Visite du site du Hellfest à Clisson

En vacances à Nantes, je suis allé visiter le site du célèbre festival de Metal, ouvert gratuitement au public toute l’année.

Je n’écoute pas trop de metal… je me suis arrêté au hard-rock classique (Led Zeppelin, Deep Purple, AC/DC…). Mais bon, étant en vacances dans la région, c’était l’occasion de visiter le site du Hellfest, une excellente idée suggérée par l’ami Bertrand.

Je suis donc allé voir le temple français du heavy metal… avec ma casquette de Dire Straits ! 😅

oui hé ho, mon couvre-chef est justement orné par la pochette de la compilation Money For Nothing, et quoiqu’en pensent les métalleux, le riff de ce morceau, il tue sa race ! Même Rick Beato l’a classé meilleur riff de tous les temps, alors hein c’est pas moi qui le dit.

Bref.

En arrivant sur le site, première image : l’énorme guitare qui trône sur le rond-point avant même de rentrer dans le parc du festival. Sculpture imposante, avec au dos une citation d’un morceau d’AC/DC : « it’s a long way to the top if you wanna rock’n’roll »… très bien… sauf que le modèle de la guitare est une Les Paul… alors qu’il aurait fallu une SG que diable !

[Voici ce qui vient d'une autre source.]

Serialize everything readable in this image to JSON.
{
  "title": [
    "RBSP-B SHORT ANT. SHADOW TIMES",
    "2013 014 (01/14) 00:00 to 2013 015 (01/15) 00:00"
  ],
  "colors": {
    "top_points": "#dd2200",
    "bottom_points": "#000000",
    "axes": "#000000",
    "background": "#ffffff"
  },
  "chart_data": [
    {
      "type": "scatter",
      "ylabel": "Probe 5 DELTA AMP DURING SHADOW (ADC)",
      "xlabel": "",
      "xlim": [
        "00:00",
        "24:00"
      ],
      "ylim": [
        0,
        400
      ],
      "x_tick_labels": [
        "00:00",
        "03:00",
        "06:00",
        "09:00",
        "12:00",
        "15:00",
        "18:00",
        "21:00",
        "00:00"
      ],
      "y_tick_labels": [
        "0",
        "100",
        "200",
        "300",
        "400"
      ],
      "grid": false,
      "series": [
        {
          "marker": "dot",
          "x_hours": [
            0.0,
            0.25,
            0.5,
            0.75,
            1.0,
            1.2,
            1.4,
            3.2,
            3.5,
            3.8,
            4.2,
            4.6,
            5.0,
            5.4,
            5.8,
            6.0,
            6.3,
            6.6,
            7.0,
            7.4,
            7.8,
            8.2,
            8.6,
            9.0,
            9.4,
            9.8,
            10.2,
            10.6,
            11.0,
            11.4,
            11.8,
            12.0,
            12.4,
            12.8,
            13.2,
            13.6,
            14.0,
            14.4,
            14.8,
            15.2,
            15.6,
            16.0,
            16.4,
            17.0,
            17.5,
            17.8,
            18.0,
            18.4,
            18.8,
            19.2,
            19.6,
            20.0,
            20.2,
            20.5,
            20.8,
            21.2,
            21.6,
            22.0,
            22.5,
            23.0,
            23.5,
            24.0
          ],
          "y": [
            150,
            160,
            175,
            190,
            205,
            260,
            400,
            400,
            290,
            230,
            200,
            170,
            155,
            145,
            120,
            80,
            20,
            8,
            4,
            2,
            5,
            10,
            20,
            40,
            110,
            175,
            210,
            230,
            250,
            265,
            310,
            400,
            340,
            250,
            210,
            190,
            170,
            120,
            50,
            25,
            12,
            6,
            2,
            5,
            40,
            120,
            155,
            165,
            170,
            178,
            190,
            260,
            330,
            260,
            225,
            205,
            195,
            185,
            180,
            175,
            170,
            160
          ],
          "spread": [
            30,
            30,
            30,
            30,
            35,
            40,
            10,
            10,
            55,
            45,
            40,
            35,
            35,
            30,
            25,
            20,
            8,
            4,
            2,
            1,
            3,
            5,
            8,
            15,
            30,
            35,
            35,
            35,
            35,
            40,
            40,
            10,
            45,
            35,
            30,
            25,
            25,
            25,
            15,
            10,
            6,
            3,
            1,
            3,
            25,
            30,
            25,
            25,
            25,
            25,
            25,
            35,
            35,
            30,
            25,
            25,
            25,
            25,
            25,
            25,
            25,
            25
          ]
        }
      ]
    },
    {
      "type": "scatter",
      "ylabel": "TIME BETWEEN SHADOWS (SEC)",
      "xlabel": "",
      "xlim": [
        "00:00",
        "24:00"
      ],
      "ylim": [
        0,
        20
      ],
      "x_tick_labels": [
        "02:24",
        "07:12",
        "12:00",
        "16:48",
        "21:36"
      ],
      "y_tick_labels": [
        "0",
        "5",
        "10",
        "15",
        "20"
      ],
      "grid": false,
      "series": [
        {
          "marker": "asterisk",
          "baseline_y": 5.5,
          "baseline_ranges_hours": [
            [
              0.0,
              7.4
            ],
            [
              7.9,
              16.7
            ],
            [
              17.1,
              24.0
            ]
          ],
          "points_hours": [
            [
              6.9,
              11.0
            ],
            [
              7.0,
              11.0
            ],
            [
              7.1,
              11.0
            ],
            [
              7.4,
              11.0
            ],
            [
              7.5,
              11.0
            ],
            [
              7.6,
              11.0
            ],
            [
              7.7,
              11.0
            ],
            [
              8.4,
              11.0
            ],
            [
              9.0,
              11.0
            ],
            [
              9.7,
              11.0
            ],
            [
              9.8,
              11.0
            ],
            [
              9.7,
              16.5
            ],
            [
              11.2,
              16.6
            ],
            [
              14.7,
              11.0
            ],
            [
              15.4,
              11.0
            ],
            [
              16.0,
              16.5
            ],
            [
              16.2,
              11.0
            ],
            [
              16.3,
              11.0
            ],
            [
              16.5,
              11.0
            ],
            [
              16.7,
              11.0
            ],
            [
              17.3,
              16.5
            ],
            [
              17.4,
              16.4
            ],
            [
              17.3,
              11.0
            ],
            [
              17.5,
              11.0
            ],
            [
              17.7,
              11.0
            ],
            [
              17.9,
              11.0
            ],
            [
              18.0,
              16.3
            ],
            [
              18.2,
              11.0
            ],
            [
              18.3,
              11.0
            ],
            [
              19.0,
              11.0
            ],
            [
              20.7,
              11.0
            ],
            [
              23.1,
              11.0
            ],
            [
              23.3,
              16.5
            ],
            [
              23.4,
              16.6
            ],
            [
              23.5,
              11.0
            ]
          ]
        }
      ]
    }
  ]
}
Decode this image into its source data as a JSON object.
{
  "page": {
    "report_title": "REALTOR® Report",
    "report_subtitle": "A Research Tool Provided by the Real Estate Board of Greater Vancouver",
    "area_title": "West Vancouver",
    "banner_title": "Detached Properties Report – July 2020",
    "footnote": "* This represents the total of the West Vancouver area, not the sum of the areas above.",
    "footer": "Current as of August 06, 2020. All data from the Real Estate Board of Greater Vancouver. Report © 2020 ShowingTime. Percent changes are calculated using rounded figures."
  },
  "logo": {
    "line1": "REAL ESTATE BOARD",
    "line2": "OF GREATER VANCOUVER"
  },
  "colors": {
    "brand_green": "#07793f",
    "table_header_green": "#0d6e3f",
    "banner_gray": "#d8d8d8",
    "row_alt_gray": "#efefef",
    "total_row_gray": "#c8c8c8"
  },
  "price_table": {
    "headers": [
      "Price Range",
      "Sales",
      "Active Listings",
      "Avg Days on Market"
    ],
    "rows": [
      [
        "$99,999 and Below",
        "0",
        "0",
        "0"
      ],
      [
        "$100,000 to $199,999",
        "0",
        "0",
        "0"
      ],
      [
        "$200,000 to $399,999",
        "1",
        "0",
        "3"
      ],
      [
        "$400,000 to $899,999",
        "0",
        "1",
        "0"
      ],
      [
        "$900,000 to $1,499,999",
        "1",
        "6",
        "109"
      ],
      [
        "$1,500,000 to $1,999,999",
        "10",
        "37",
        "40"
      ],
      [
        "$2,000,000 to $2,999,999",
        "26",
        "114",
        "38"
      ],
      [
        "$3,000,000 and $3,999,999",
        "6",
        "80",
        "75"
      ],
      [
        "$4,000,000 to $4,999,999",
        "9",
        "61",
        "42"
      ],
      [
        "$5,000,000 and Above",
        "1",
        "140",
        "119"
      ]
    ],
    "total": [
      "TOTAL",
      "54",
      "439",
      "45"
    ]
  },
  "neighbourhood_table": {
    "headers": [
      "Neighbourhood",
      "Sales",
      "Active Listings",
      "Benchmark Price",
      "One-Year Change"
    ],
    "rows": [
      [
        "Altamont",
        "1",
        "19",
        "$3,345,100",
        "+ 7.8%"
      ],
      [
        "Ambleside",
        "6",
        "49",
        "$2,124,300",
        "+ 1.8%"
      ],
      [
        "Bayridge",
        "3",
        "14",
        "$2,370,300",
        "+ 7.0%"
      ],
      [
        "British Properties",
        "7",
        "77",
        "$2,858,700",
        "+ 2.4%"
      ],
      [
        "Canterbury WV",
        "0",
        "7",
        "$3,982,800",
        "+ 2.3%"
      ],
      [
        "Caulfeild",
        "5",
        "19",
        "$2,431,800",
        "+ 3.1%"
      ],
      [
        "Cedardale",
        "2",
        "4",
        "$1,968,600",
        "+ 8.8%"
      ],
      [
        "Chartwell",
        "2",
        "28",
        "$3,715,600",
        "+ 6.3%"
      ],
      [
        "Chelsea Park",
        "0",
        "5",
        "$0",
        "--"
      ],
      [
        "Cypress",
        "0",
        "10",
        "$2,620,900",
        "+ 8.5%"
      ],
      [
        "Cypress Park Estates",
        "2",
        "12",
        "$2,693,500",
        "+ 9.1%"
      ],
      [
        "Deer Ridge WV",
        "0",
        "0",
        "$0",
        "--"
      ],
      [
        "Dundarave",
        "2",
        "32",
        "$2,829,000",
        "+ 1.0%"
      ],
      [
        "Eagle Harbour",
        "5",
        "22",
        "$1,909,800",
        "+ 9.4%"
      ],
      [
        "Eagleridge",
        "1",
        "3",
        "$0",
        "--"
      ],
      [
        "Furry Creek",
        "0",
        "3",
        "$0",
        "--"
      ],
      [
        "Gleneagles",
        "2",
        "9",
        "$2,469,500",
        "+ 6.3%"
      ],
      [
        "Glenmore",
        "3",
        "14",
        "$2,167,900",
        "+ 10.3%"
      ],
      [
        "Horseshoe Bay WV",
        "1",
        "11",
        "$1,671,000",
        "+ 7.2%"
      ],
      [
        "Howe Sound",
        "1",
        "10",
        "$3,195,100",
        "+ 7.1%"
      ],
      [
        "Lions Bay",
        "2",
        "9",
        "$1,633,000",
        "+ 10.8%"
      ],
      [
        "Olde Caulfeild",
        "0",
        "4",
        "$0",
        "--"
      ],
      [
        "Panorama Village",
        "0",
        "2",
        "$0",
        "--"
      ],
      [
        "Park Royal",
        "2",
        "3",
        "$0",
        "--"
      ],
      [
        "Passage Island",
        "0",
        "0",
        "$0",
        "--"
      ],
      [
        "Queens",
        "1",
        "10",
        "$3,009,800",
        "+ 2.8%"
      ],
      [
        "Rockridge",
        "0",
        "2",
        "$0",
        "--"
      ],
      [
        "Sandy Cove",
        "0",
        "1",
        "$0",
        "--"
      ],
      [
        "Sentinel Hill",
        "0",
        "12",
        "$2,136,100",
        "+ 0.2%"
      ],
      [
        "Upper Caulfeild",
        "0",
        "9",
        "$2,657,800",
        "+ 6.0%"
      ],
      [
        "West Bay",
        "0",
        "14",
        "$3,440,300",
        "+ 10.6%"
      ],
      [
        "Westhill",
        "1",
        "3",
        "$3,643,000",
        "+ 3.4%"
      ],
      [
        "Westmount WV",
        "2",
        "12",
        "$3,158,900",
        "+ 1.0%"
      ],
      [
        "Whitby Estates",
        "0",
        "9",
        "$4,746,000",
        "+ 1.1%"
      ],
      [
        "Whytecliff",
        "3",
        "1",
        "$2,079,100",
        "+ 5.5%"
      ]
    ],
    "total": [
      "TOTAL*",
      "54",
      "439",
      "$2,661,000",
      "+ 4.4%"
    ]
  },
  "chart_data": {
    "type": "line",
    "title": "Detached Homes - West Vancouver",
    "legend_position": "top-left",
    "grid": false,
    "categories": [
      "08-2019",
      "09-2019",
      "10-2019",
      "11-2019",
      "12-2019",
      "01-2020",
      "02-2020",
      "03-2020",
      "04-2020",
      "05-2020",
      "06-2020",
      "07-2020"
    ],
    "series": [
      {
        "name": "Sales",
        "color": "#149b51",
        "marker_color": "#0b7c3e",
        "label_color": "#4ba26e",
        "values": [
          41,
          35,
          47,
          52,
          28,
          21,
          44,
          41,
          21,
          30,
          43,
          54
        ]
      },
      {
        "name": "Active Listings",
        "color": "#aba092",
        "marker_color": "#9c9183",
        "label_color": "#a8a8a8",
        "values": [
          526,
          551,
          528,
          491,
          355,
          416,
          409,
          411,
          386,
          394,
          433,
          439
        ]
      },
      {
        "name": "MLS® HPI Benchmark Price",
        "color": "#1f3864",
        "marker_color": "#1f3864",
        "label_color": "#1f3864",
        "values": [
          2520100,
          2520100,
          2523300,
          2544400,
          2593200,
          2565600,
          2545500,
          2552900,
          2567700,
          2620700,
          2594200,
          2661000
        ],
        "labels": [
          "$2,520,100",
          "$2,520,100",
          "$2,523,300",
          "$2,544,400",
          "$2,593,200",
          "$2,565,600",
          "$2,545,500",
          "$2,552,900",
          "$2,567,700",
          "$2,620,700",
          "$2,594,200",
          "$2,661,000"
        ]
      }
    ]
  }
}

Et en parlant de diable… les pointes du corps de la SG ont toujours été liées à ce fameux symbole des cornes. 🤘 Un signe qui trouve son origine bien longtemps avant le rock, comme j’en parle dans cette chronique. Forcément, on retrouve ce signe dans une des sculptures sur le site du Hellfest.

Mais c’est surtout le logo en forme de H qui est le plus présent. Tout est à l’effigie de cet emblème, même les réceptacles pour le verre ou les bouches d’égout !

Et les noms de certains plats ou boissons sur la carte du resto sont bien évidemment à l’avenant :

Les stars Ozzy et Lemmy sont représentées par d’immenses statues, tandis que d’autres musiciens décédés tels Dusty Hill (bassiste de ZZ Top) ou Ronnie James Dio complètent la galerie de portraits dans un style à mi-chemin entre vitraux et cartes de tarot. Question cartes, il y a d’ailleurs sur ce même mur un sigle qui ressemble fortement à l’As de Piques, « The Ace of Spades » que chantait Lemmy…

Tout autour, le décor mélange des structures en acier rouillé façon Mad Max II, des runes ésotériques propres au genre metal, et des symboles rock imprégnés de satanisme avec ossements et têtes de mort à foison :

Au milieu de ce décor postapocalyptique, on trouve la « gardienne des ténèbres » (une femme géante avec des cornes de bouc, un abdomen et huit pattes d’un scorpion) réalisée par la compagnie des machines de l’île de Nantes que j’ai vu l’autre jour, et de manière plus incongrue, des jeux pour enfants sont regroupés sous le titre de « Pandemonium », un nom qui m’a plutôt fait penser au morceau A Saucerful of Secret de Pink Floyd, dont le deuxième mouvement s’intitule « Syncopated Pandemonium ».

Bref, pas très metal tout ça…

Et pourtant c’était bien sur le lieu du mythique festival que je me trouvais. Un site ouvert toute l’année au public, et un événement qui a pris une envergure démentielle (ah ah 😈). En effet, cette année c’était pas moins de 160 groupes qui remplissaient la programmation, mais l’année prochaine le Hellfest en accueillera 300 ! On aperçoit déjà les travaux d’extension :

Et bien sûr, tous les billets sont déjà vendus… Alors, même si les puristes commencent à le décrier pour son orientation qui s’éloignerait de l’esprit originel, on doit reconnaitre à ce festival une réussite indéniable. Et bien que non amateur de cette musique, j’ai pris grand plaisir à visiter ce lieu devenu incontournable dans la région, et même au delà.

Enfin, pour bien terminer la journée, je suis ensuite allé visiter la jolie ville de Clisson, et dans un lieu intitulé la « Petite Maison Utopique » j’ai vu un exemplaire du vinyle Physical Graffiti de Led Zeppelin. Il n’était malheureusement plus à vendre car déjà réservé, mais c’est la première fois que tenais entre mes mains la pochette originale, avec ses fenêtres. Après le site du Hellfest, une belle façon de clore cette visite.